Posted by: Slick Cletle5880   2005-05-31 12:25  

#9  All the CIA needs to do is to contract out for the establishment for charter airline offices nationwide and abroad, folks who go to work every morning and wait for 'the 'word' to do all the stuff necessary to plan charter flights for the spooks.

All under different names, unincorporated: Nothing more than an office, a phone, a computer, a desk and a chair. The cost could be small, and there is a large pool of talent out there willing to do this just to hose our fifth column media and help the spooks with more dead terrorists. And it would be nearly impossible for traitors like NY Times reporters to track this type of activity.

I'd like to see these reporters' names on a database waiting for the day they travel outside the US.
Posted by: badanov   2005-05-31 10:13  

#8  Article is probably post-facto and the agency has moved on to another process, org and link. I doubt this does anything disruptive or exposing to danger. The NYT audience is not one that is supportive of the WoT and our actions to begin with - more mutual reinforcement than anything. When I read it in the NYT's then I know that the act must have ended a long time ago and everyone has moved on.
Posted by: Jack is Back!   2005-05-31 09:51  

#7  Just another reason why I do not read the New York Times... they are a supermarket tabloid with World News Weekly having more credibility. Treasonous? Oh yeah, it is a habitual behaviorism oozing from the top to the bottom... a pervasive stench that for all to shrink from. NYT isn't just doing their job, yellow journalism, titilation and intrigue sells more than trueful reporting. But even that has worsened the in last 5 years at NYT. When they finally do start to report the truth it will be treated with skepticism. When they start to act in a responsible manner regarding the safety of the United States and it's citizens, then perhaps the citizens of the United States may elevate the importance of the NYT above that of used by the homeless for warmth and housebreaking the puppy.
Posted by: Sleans Glomolet4123   2005-05-31 07:20  

#6  If the government refuses to act some private citizens who are actually concerned with the public good and the Republic will take matters in hand and send a message these reporters will understand.

Greed, stupidity and perfidy.

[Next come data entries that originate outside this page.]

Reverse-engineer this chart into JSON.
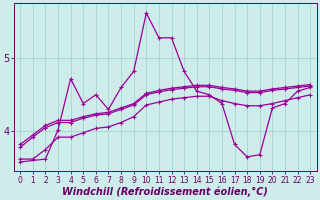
{
  "xlabel": "Windchill (Refroidissement éolien,°C)",
  "bg_color": "#ceecea",
  "line_color": "#990099",
  "grid_color": "#aad8d5",
  "axis_color": "#660066",
  "text_color": "#660066",
  "xlim": [
    -0.5,
    23.5
  ],
  "ylim": [
    3.45,
    5.75
  ],
  "yticks": [
    4,
    5
  ],
  "xticks": [
    0,
    1,
    2,
    3,
    4,
    5,
    6,
    7,
    8,
    9,
    10,
    11,
    12,
    13,
    14,
    15,
    16,
    17,
    18,
    19,
    20,
    21,
    22,
    23
  ],
  "line1_x": [
    0,
    1,
    2,
    3,
    4,
    5,
    6,
    7,
    8,
    9,
    10,
    11,
    12,
    13,
    14,
    15,
    16,
    17,
    18,
    19,
    20,
    21,
    22,
    23
  ],
  "line1_y": [
    3.78,
    3.92,
    4.05,
    4.12,
    4.12,
    4.18,
    4.22,
    4.24,
    4.3,
    4.36,
    4.5,
    4.54,
    4.57,
    4.59,
    4.61,
    4.61,
    4.58,
    4.56,
    4.53,
    4.53,
    4.56,
    4.58,
    4.6,
    4.62
  ],
  "line2_x": [
    0,
    1,
    2,
    3,
    4,
    5,
    6,
    7,
    8,
    9,
    10,
    11,
    12,
    13,
    14,
    15,
    16,
    17,
    18,
    19,
    20,
    21,
    22,
    23
  ],
  "line2_y": [
    3.82,
    3.95,
    4.08,
    4.15,
    4.15,
    4.2,
    4.24,
    4.26,
    4.32,
    4.38,
    4.52,
    4.56,
    4.59,
    4.61,
    4.63,
    4.63,
    4.6,
    4.58,
    4.55,
    4.55,
    4.58,
    4.6,
    4.62,
    4.64
  ],
  "line3_x": [
    0,
    1,
    2,
    3,
    4,
    5,
    6,
    7,
    8,
    9,
    10,
    11,
    12,
    13,
    14,
    15,
    16,
    17,
    18,
    19,
    20,
    21,
    22,
    23
  ],
  "line3_y": [
    3.62,
    3.62,
    3.75,
    3.92,
    3.92,
    3.98,
    4.04,
    4.06,
    4.12,
    4.2,
    4.36,
    4.4,
    4.44,
    4.46,
    4.48,
    4.48,
    4.42,
    4.38,
    4.35,
    4.35,
    4.38,
    4.42,
    4.46,
    4.5
  ],
  "line4_x": [
    0,
    2,
    3,
    4,
    5,
    6,
    7,
    8,
    9,
    10,
    11,
    12,
    13,
    14,
    15,
    16,
    17,
    18,
    19,
    20,
    21,
    22,
    23
  ],
  "line4_y": [
    3.58,
    3.62,
    4.02,
    4.72,
    4.38,
    4.5,
    4.3,
    4.6,
    4.82,
    5.62,
    5.28,
    5.28,
    4.82,
    4.55,
    4.5,
    4.38,
    3.82,
    3.65,
    3.68,
    4.32,
    4.38,
    4.55,
    4.6
  ],
  "marker_size": 3.0,
  "linewidth": 0.9,
  "tick_fontsize": 5.5,
  "label_fontsize": 7.0
}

The new motto of the NYT.
Posted by: Sock Puppet 0’ Doom   2005-05-31 03:51  

#5  Where is the utility in printing this other than to disrupt CIA operations and try to givve the Bush administration a black eye?

This article was simply the NYT axe-grinding against renditions, to try to do more damage to the Bush administration, no matter what the cost is to the nation.

Bastards.

As for the alleged operations: They will relocate, regenerate and reconstitute. All on the taxpayers dime - and all at a large loss of efficiency and functionality until they recover from the expose.

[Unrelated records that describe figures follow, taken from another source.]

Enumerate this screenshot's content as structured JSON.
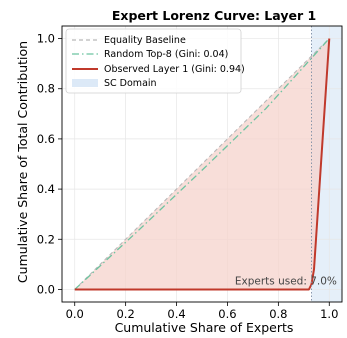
{
  "chart_data": {
    "type": "line",
    "title": "Expert Lorenz Curve: Layer 1",
    "xlabel": "Cumulative Share of Experts",
    "ylabel": "Cumulative Share of Total Contribution",
    "xlim": [
      -0.05,
      1.05
    ],
    "ylim": [
      -0.05,
      1.05
    ],
    "xticks": [
      0.0,
      0.2,
      0.4,
      0.6,
      0.8,
      1.0
    ],
    "yticks": [
      0.0,
      0.2,
      0.4,
      0.6,
      0.8,
      1.0
    ],
    "xtick_labels": [
      "0.0",
      "0.2",
      "0.4",
      "0.6",
      "0.8",
      "1.0"
    ],
    "ytick_labels": [
      "0.0",
      "0.2",
      "0.4",
      "0.6",
      "0.8",
      "1.0"
    ],
    "grid": true,
    "legend_position": "top-left",
    "series": [
      {
        "name": "Equality Baseline",
        "style": "dashed",
        "color": "#b8b8b8",
        "x": [
          0.0,
          1.0
        ],
        "y": [
          0.0,
          1.0
        ]
      },
      {
        "name": "Random Top-8 (Gini: 0.04)",
        "style": "dashdot",
        "color": "#6cc3a0",
        "x": [
          0.0,
          0.25,
          0.5,
          0.75,
          1.0
        ],
        "y": [
          0.0,
          0.235,
          0.475,
          0.72,
          1.0
        ]
      },
      {
        "name": "Observed Layer 1 (Gini: 0.94)",
        "style": "solid",
        "color": "#c0392b",
        "fill_color": "#f6d3cc",
        "x": [
          0.0,
          0.92,
          0.93,
          0.94,
          1.0
        ],
        "y": [
          0.0,
          0.0,
          0.02,
          0.08,
          1.0
        ]
      }
    ],
    "sc_domain": {
      "name": "SC Domain",
      "color": "#dce9f7",
      "x_range": [
        0.93,
        1.05
      ]
    },
    "vline": {
      "x": 0.93,
      "color": "#7f8fa6",
      "style": "dotted"
    },
    "annotation": {
      "text": "Experts used: 7.0%",
      "x": 1.03,
      "y": 0.02
    }
  }
}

Thank you NYT for screwing the intel community and the taxpayer.

This is right up there with warning Osama we could listen to his sat phone coversations. I guess the big liberal papers never let discretion and the safety of nation get in the way of a splashy headline, their anti-military bias, and political axe-grinding.

NYT editors should be hung, and the reporters jailed, for treason.
Posted by: OldSpook   2005-05-31 02:35  

#4  Seriously, how is this not treason?
Posted by: someone   2005-05-31 02:26  

#3  Cool, will they float if you accidently drop them off in the ocean?
Posted by: Captain America   2005-05-31 02:13  

#2  A few 22 shorts at close range to the head will put and end to this kind of treason. Why is it in the "public interest" that this is printed? To cause us to lose the war on terror is the only reason I can think of.
Posted by: Sock Puppet 0’ Doom   2005-05-31 01:58  

#1  "This article was reported by Scott Shane, Stephen Grey and Margot Williams and written by Mr. Shane" ...... all of whom are now candidates for "near death" experiences, or worse.

Hey, live by the pen (sword) die by the (pen) sword.